Can Borders Unseat Amazon in the E-Book Market?

Borders (s bgp) today launched both an electronic book store and two handset clients — for BlackBerry (s rimm) and Android 2.0 (s goog) devices — as it tries to compete against offerings from Amazon (s amzn), Barnes & Noble (s bks) and Apple (s aapl). According to Reuters, the new Borders eBook store boasts 1.5 million titles (both free and paid) and lags only behind Amazon in terms of volume. And similar to Amazon, Borders is embracing e-books as a platform across multiple devices, rather than taking Apple’s approach, which currently limits its e-books to iOS4 devices only.

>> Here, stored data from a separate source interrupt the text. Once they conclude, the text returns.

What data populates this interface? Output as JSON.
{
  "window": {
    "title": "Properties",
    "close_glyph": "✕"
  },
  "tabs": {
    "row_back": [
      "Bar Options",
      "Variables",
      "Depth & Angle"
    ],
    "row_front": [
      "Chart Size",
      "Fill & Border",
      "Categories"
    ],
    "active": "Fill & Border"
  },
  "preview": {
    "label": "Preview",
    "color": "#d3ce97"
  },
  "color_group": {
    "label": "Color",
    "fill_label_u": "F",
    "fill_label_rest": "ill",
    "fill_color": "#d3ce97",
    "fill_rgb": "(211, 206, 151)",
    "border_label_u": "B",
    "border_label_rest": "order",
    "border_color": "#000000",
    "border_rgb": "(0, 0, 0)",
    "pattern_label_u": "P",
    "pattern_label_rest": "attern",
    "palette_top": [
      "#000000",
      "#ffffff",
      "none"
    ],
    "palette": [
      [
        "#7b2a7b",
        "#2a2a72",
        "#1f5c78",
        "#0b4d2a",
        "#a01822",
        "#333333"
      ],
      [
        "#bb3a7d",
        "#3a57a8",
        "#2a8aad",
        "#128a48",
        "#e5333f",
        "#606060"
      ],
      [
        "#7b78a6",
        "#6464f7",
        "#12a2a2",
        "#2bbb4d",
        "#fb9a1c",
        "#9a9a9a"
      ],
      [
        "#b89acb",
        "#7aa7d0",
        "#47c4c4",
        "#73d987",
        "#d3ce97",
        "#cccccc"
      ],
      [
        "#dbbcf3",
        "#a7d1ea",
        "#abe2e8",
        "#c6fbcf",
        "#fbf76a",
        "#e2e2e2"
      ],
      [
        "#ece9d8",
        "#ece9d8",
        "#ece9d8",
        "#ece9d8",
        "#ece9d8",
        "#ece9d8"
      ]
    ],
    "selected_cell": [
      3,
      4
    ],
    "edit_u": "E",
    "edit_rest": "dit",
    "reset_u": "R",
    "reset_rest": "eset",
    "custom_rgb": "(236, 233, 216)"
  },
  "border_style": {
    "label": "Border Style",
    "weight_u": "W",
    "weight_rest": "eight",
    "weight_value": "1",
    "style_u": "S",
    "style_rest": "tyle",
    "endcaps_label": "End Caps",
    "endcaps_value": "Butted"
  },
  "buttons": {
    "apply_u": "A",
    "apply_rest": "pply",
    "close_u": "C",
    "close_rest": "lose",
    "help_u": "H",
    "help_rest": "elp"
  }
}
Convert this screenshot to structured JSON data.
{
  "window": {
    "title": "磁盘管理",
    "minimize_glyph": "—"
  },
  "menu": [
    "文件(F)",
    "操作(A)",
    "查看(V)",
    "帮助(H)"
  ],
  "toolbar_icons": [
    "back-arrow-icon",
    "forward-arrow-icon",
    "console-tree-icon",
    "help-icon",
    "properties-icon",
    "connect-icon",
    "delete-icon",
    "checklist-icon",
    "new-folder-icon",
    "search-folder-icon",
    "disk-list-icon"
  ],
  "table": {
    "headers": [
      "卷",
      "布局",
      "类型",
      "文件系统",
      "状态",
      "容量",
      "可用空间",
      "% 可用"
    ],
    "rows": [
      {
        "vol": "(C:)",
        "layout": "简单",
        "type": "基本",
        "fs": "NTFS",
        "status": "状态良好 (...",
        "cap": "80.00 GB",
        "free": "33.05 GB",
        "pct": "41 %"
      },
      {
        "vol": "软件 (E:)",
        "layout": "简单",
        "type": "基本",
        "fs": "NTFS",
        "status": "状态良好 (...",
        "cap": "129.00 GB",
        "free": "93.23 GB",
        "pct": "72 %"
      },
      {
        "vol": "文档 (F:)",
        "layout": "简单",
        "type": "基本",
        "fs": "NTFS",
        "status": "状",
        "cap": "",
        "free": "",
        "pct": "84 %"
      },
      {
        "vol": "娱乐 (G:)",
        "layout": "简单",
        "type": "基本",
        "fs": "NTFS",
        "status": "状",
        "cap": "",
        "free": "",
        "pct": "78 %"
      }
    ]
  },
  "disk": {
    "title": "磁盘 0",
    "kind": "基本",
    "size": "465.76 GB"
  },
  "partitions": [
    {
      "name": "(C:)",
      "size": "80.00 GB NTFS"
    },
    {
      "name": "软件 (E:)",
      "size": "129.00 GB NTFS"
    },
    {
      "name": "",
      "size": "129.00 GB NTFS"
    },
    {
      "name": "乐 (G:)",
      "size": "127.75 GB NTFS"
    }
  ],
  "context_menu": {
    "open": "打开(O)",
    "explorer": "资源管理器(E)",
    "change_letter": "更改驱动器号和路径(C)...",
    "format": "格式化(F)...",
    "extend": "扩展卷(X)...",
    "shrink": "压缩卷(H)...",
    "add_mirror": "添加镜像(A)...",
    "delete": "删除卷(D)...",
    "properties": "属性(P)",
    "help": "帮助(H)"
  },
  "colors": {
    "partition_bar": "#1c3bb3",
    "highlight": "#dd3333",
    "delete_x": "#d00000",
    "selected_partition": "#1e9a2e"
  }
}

Will following in Amazon’s footsteps guarantee the same level of success for Borders, currently the number two brick-and-mortar bookseller in terms of overall sales? Om believes that it’s Amazon’s game to lose, mainly because the retailer understands online sales world like few others — customers trust Amazon and its one-click purchase method. Still, the company may not be the guaranteed winner in this market: Barnes & Noble has already proven that a traditional bookseller can transition successfully to digital content. Last month, the company reported that its share of the digital market already exceeds its share of the retail book market, and Barnes & Noble Members are reported to spend 17 percent more after purchase of a B&N Nook e-reader. These recent successes could bode well for Borders.

Borders is leveraging Amazon’s blueprint for success with content viewable on multiple handsets and page bookmarking that follows a reader from device to device. The company has partnered with Kobo for e-reader software, which opens up Borders content on several standalone e-Ink and LCD devices that range in price from $119 to $169 — and the list includes two Sony (s sne) e-readers.

I took Amazon’s Kindle software for a spin on my Android smartphone last week, and today I installed the Borders eBook application on my Google Nexus One. The overall experience between the two is similar, but the new Borders application supports in-app shopping — a slight advantage over the Kindle software. And I like the lists that help you discover new titles to read, especially the blatant dig at Apple with the “Can’t Get These in iBooks” list. However, the overall reading experience in the Borders app lags: three fonts, no themes and, like the Kindle app, no support for notes or highlights. Similar to Amazon’s store, consumers can download a free preview of any title from Borders.